Industrial Revolution: Renewing the Rust Belt
DateSeptember 16, 2016
Driverless cars are now available for public use in the United States. Which city has taken this bold step and doubled down on its commitment to innovation? San Francisco, Seattle or Silicon Valley perhaps? No, it’s Pittsburgh, Pennsylvania. The announcement came only weeks after the US Department of Transportation announced Columbus, Ohio as the winner of its $50M Smart City Challenge, beating out six other cities including established innovators such as Denver and Austin (and San Francisco, of course). Two major steps in urban innovation coming from America’s Rust Belt in less than a month! What’s happening in the heartland?

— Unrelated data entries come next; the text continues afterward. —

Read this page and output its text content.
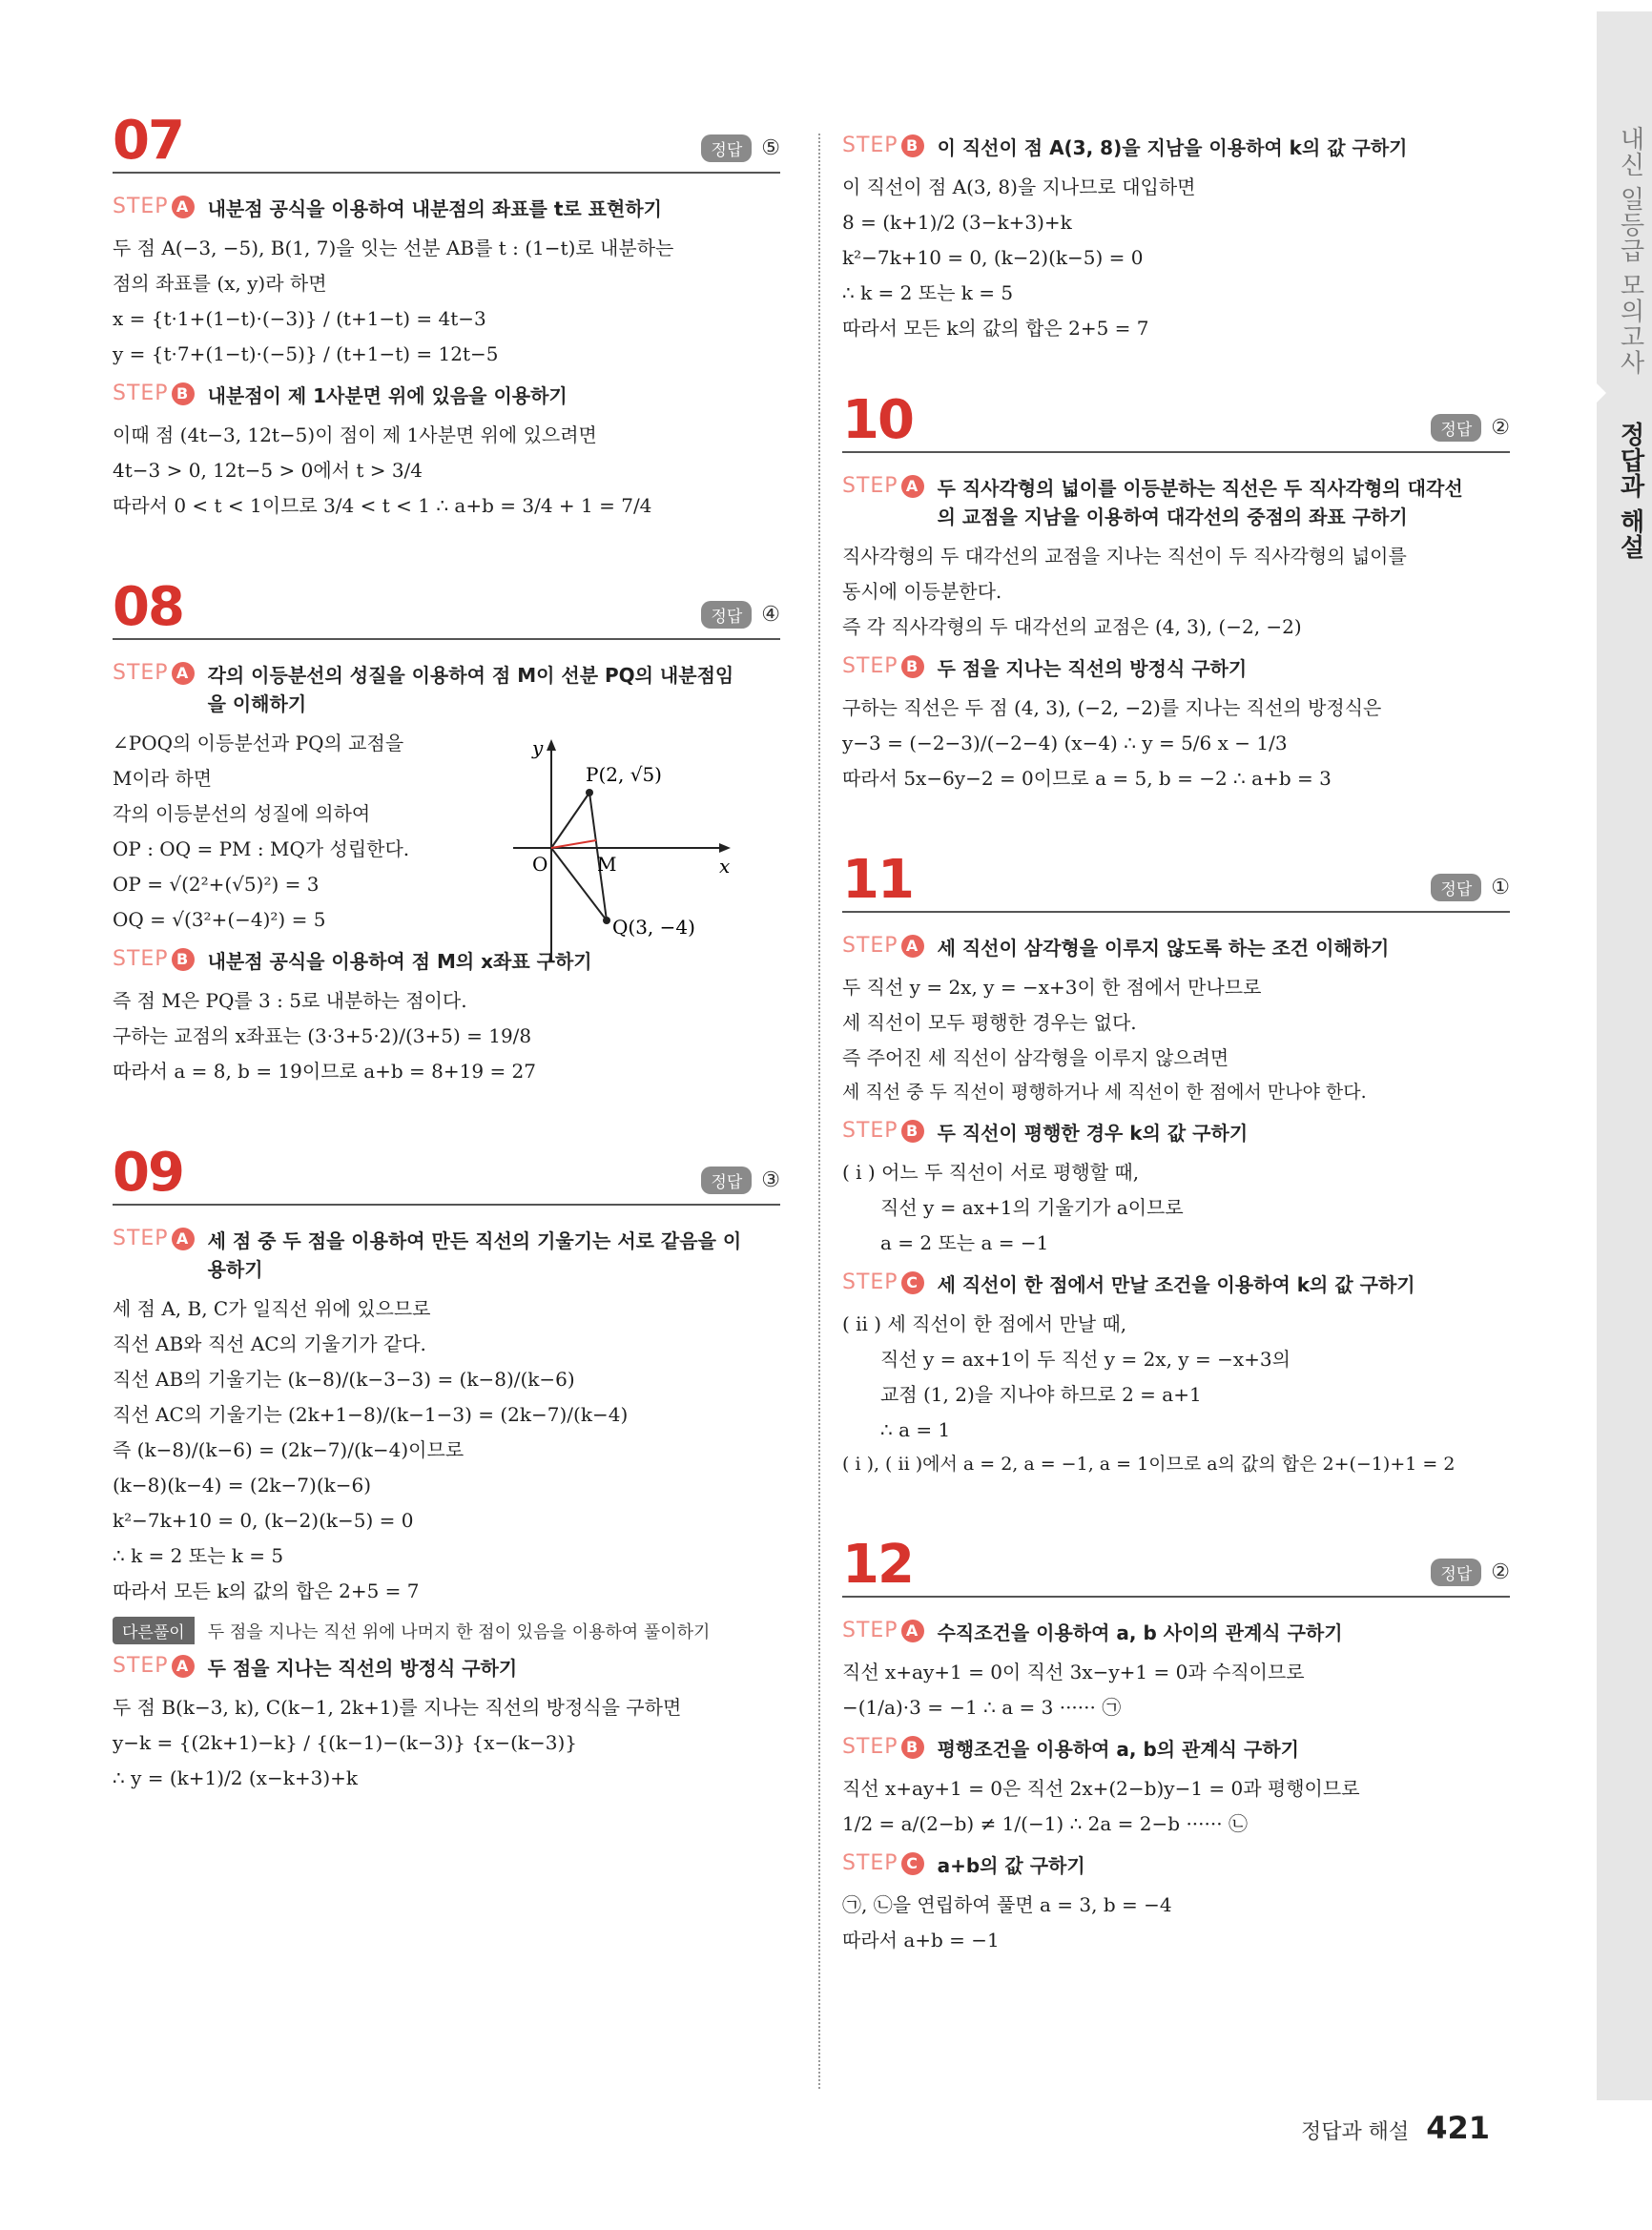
내신 일등급 모의고사
정답과 해설
07	정답 ⑤
STEP A 내분점 공식을 이용하여 내분점의 좌표를 t로 표현하기
두 점 A(−3, −5), B(1, 7)을 잇는 선분 AB를 t : (1−t)로 내분하는
점의 좌표를 (x, y)라 하면
x = {t·1+(1−t)·(−3)} / (t+1−t) = 4t−3
y = {t·7+(1−t)·(−5)} / (t+1−t) = 12t−5
STEP B 내분점이 제 1사분면 위에 있음을 이용하기
이때 점 (4t−3, 12t−5)이 점이 제 1사분면 위에 있으려면
4t−3 > 0, 12t−5 > 0에서 t > 3/4
따라서 0 < t < 1이므로 3/4 < t < 1 ∴ a+b = 3/4 + 1 = 7/4
08	정답 ④
STEP A 각의 이등분선의 성질을 이용하여 점 M이 선분 PQ의 내분점임을 이해하기
∠POQ의 이등분선과 PQ의 교점을
M이라 하면
각의 이등분선의 성질에 의하여
OP : OQ = PM : MQ가 성립한다.
OP = √(2²+(√5)²) = 3
OQ = √(3²+(−4)²) = 5
y
x
O
P(2, √5)
M
Q(3, −4)
STEP B 내분점 공식을 이용하여 점 M의 x좌표 구하기
즉 점 M은 PQ를 3 : 5로 내분하는 점이다.
구하는 교점의 x좌표는 (3·3+5·2)/(3+5) = 19/8
따라서 a = 8, b = 19이므로 a+b = 8+19 = 27
09	정답 ③
STEP A 세 점 중 두 점을 이용하여 만든 직선의 기울기는 서로 같음을 이용하기
세 점 A, B, C가 일직선 위에 있으므로
직선 AB와 직선 AC의 기울기가 같다.
직선 AB의 기울기는 (k−8)/(k−3−3) = (k−8)/(k−6)
직선 AC의 기울기는 (2k+1−8)/(k−1−3) = (2k−7)/(k−4)
즉 (k−8)/(k−6) = (2k−7)/(k−4)이므로
(k−8)(k−4) = (2k−7)(k−6)
k²−7k+10 = 0, (k−2)(k−5) = 0
∴ k = 2 또는 k = 5
따라서 모든 k의 값의 합은 2+5 = 7
다른풀이	두 점을 지나는 직선 위에 나머지 한 점이 있음을 이용하여 풀이하기
STEP A 두 점을 지나는 직선의 방정식 구하기
두 점 B(k−3, k), C(k−1, 2k+1)를 지나는 직선의 방정식을 구하면
y−k = {(2k+1)−k} / {(k−1)−(k−3)} {x−(k−3)}
∴ y = (k+1)/2 (x−k+3)+k
STEP B 이 직선이 점 A(3, 8)을 지남을 이용하여 k의 값 구하기
이 직선이 점 A(3, 8)을 지나므로 대입하면
8 = (k+1)/2 (3−k+3)+k
k²−7k+10 = 0, (k−2)(k−5) = 0
∴ k = 2 또는 k = 5
따라서 모든 k의 값의 합은 2+5 = 7
10	정답 ②
STEP A 두 직사각형의 넓이를 이등분하는 직선은 두 직사각형의 대각선의 교점을 지남을 이용하여 대각선의 중점의 좌표 구하기
직사각형의 두 대각선의 교점을 지나는 직선이 두 직사각형의 넓이를
동시에 이등분한다.
즉 각 직사각형의 두 대각선의 교점은 (4, 3), (−2, −2)
STEP B 두 점을 지나는 직선의 방정식 구하기
구하는 직선은 두 점 (4, 3), (−2, −2)를 지나는 직선의 방정식은
y−3 = (−2−3)/(−2−4) (x−4) ∴ y = 5/6 x − 1/3
따라서 5x−6y−2 = 0이므로 a = 5, b = −2 ∴ a+b = 3
11	정답 ①
STEP A 세 직선이 삼각형을 이루지 않도록 하는 조건 이해하기
두 직선 y = 2x, y = −x+3이 한 점에서 만나므로
세 직선이 모두 평행한 경우는 없다.
즉 주어진 세 직선이 삼각형을 이루지 않으려면
세 직선 중 두 직선이 평행하거나 세 직선이 한 점에서 만나야 한다.
STEP B 두 직선이 평행한 경우 k의 값 구하기
( i ) 어느 두 직선이 서로 평행할 때,
직선 y = ax+1의 기울기가 a이므로
a = 2 또는 a = −1
STEP C 세 직선이 한 점에서 만날 조건을 이용하여 k의 값 구하기
( ii ) 세 직선이 한 점에서 만날 때,
직선 y = ax+1이 두 직선 y = 2x, y = −x+3의
교점 (1, 2)을 지나야 하므로 2 = a+1
∴ a = 1
( i ), ( ii )에서 a = 2, a = −1, a = 1이므로 a의 값의 합은 2+(−1)+1 = 2
12	정답 ②
STEP A 수직조건을 이용하여 a, b 사이의 관계식 구하기
직선 x+ay+1 = 0이 직선 3x−y+1 = 0과 수직이므로
−(1/a)·3 = −1 ∴ a = 3 ······ ㉠
STEP B 평행조건을 이용하여 a, b의 관계식 구하기
직선 x+ay+1 = 0은 직선 2x+(2−b)y−1 = 0과 평행이므로
1/2 = a/(2−b) ≠ 1/(−1) ∴ 2a = 2−b ······ ㉡
STEP C a+b의 값 구하기
㉠, ㉡을 연립하여 풀면 a = 3, b = −4
따라서 a+b = −1
정답과 해설 421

Earlier this year, The Economist identified three factors supporting a rust belt revival: old industrial skills are acquiring new relevance, cheap property as a vital asset, and the rise of manufacturing entrepreneurs. These factors came together in Columbus, where a long history as a manufacturing and logistics hub is helping to propel a turnaround, after decades of decline. Two additional factors help to further explain the boost across the region. The first, which The Economist mentions, is the presence of top universities and research programs in towns and cities across the country. This is evident in Pittsburgh, where the Carnegie Mellon National Robotics Engineering Center proved to be of major interest to Uber. Second, Jane Jacobs once said that, “New ideas need old buildings.” Now, in many thriving cities, old buildings are preserved for heritage, limiting their capacity for new ideas. Beyond that, even nondescript or unloved buildings are too expensive for new ideas in many of today’s shiny, top-tier cities. However, Jacobs’ observation remains true on a broader scale. In many cases today, new ideas need unloved cities. And cities that have faced 20+ years of decline are waking up to these opportunities. Recognizing that there will be internal competition, some states have sought legal changes to become more appealing. In Michigan, this includes legalizing fully driverless cars, which is set for debate in the state senate.
By strengthening traditional economic attractants like high quality education, enhancing strong industry connections and establishing appealing legal frameworks, along with the promotion of creative class measures like refurbishing former factories as lofts, Rust Belt cities have many of the ingredients for a major revival. These lessons aren’t just for (and from) America’s heartland, either. Hamilton, Ontario; the Ruhr Valley in Germany; and Lodz, Poland are all applying similar lessons to orient themselves towards 21st century economies. These regions (and others like them), still face many challenges; however the sparks to catalyze an economic renewal are beginning to fly once again.